For me, as the artist in a jam, I think that this is just about right. I’m not dying, and I am going to finish my novel one way or another, despite the interruptions ahead. I would be very unwise to publish it, advertise it, or otherwise call much attention to it. It is usually not good for the smooth, anonymous flow of life to tell of things in a strong voice that get too close to truth. Unless, of course, you’re writing a chorale. Then, by all means, let it all hang out.
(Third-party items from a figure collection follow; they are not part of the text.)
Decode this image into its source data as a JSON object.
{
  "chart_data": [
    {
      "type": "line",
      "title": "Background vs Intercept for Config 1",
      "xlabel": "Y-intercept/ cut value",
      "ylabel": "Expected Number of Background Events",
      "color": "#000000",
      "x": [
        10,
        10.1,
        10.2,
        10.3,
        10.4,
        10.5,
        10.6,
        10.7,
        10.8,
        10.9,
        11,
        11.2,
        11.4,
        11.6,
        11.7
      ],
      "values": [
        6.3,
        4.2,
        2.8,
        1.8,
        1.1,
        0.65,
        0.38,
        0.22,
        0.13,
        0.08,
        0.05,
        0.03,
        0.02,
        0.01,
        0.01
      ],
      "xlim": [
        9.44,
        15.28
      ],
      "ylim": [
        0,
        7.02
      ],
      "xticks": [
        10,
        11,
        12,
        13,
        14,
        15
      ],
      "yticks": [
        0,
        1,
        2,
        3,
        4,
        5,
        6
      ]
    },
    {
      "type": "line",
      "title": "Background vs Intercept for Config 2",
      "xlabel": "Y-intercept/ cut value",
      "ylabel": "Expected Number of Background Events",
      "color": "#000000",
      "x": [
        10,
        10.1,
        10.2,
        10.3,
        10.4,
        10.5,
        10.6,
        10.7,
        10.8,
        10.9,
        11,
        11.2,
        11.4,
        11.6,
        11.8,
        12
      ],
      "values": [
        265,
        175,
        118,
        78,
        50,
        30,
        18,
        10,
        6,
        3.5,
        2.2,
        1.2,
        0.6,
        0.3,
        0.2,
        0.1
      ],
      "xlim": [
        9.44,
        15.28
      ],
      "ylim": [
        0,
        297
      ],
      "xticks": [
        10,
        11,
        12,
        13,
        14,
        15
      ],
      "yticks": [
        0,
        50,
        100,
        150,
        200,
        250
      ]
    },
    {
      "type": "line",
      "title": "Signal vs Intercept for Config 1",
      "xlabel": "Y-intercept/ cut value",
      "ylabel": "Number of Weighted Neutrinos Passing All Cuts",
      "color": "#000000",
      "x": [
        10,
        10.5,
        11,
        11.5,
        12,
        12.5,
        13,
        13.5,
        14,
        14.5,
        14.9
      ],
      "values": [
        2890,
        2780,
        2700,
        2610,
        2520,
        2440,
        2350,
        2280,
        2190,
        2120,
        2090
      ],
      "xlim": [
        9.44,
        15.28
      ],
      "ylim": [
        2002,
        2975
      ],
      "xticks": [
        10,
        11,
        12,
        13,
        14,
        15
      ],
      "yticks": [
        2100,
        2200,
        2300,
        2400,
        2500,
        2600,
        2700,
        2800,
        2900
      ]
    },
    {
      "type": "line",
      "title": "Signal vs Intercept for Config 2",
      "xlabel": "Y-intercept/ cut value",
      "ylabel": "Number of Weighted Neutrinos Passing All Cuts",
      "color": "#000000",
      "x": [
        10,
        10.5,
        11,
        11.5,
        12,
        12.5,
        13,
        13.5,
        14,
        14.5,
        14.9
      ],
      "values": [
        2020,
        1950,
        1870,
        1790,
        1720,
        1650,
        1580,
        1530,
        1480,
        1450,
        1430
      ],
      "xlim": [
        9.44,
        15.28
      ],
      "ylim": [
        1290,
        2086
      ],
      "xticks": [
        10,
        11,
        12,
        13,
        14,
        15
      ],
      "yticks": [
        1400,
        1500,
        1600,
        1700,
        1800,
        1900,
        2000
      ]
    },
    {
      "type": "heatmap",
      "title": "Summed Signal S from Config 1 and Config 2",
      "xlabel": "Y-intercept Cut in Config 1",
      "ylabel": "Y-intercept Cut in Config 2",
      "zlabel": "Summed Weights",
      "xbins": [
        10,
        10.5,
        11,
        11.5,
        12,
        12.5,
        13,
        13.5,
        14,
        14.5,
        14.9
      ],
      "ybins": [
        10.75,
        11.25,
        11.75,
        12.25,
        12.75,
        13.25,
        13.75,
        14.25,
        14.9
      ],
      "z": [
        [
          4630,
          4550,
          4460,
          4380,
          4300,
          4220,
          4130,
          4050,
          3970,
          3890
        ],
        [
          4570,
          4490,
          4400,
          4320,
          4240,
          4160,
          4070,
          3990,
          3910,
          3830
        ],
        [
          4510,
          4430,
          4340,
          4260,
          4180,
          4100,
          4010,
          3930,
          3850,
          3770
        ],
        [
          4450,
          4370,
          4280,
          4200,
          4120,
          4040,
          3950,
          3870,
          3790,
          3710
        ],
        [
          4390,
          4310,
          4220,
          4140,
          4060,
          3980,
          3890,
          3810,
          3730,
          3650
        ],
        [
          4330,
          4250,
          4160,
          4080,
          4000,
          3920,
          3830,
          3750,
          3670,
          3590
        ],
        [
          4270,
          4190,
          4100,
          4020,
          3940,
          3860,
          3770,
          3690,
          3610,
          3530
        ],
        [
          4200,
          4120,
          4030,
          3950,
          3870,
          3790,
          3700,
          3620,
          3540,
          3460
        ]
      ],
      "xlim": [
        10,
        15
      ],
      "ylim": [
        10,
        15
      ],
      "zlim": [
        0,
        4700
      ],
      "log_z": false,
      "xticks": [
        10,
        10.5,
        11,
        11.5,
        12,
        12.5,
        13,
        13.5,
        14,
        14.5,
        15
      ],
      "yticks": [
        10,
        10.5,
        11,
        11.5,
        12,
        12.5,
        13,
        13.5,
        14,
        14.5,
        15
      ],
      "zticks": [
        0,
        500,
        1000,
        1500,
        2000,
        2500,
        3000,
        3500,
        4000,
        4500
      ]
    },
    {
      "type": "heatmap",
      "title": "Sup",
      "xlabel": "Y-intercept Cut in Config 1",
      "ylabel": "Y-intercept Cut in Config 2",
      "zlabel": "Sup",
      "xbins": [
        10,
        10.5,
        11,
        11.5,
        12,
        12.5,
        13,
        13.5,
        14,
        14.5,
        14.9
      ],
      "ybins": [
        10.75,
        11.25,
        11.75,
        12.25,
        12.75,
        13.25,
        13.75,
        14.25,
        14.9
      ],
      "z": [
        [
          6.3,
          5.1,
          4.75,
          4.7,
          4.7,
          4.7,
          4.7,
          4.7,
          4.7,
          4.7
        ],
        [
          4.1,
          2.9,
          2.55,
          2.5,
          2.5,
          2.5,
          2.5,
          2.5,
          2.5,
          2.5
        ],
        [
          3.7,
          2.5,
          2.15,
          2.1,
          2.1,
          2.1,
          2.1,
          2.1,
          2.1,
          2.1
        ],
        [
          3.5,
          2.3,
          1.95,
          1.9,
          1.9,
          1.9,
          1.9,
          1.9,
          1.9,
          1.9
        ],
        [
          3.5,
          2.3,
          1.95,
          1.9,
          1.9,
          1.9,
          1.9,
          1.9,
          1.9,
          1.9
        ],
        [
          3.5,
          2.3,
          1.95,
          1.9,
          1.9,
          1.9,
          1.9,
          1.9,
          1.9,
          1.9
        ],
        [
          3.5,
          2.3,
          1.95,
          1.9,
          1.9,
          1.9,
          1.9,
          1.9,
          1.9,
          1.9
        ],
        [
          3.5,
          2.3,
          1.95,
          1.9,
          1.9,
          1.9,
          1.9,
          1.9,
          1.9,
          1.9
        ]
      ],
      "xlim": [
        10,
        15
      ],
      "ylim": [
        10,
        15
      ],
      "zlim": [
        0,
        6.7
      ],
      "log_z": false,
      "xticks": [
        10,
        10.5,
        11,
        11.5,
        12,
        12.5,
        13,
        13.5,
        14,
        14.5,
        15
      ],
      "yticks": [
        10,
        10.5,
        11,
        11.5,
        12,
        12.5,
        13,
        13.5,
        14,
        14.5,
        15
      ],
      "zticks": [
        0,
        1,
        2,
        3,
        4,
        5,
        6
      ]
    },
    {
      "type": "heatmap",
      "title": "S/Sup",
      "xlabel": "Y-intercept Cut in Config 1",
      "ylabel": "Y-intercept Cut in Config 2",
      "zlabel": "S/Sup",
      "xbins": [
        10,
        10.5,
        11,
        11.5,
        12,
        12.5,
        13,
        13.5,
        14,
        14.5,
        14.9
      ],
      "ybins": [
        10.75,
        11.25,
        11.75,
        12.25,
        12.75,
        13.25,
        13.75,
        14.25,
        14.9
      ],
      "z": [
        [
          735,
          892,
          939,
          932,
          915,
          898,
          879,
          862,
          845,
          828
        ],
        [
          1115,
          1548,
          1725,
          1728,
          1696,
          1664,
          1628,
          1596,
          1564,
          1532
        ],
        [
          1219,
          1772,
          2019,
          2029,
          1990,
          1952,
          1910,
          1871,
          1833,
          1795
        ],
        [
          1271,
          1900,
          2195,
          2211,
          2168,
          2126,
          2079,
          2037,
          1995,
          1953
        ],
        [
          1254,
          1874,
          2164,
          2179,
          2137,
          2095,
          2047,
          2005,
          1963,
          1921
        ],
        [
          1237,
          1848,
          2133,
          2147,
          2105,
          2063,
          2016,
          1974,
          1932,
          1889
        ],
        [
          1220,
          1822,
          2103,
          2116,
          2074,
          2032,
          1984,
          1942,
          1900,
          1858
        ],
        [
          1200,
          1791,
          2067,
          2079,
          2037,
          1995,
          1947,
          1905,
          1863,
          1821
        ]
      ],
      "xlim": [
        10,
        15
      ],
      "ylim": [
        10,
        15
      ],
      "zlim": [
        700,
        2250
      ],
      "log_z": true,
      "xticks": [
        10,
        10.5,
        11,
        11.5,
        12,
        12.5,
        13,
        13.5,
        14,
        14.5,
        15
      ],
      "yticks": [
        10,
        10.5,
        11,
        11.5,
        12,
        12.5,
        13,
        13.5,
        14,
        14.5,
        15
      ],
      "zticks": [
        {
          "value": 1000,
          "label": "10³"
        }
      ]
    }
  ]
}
The throne room I’ve blundered into is not the same one Bach was in back then. I’m at the altar of the muse, and we’re having a snit. I want more time, and I want my inner voices back, I want the demons to be conjured up without being singed by the dragon. I think Mary Chapin-Carpenter has a song about this. Bach would have finished the Art of Fugue if he could have. But the way we have it, it’s a testament to human ambition thwarted by human frailty and mortality. The effect it has, whether you hear it in the air, directly injected into your ears by headphone, or straight into your brain by reading it off the page, is shocking. As an effect, this is really blockbuster. So while I’m sitting here before some throne or other, I’m plotting. What happens if I let the firestorm of craziness that I’ve now set up, complete with fireworks, trail off just before I get to the good part? (Redemption? Self-awakening? The long road ahead?) What if I go out as Bach goes out, not with majesty, but with the signing of my name followed by the abrupt end of the creative act? Can this be imagined in a novel? I’m not Bach. Each letter of that name is a pitch designator in German. (B, A, C, B natural, the hauptstimme – leading tone.) I’m Beck. All I can do with that ‘k’ is start my identifier all over as the first letter of my first name. All I can do is start again.

Here ends a wild blog experiment, writing off the top of my head with a masterpiece in my ears. Tomorrow I’ll be back. It is evening in the palace of reason. But for now, this is Beck’s Good Word, signing off.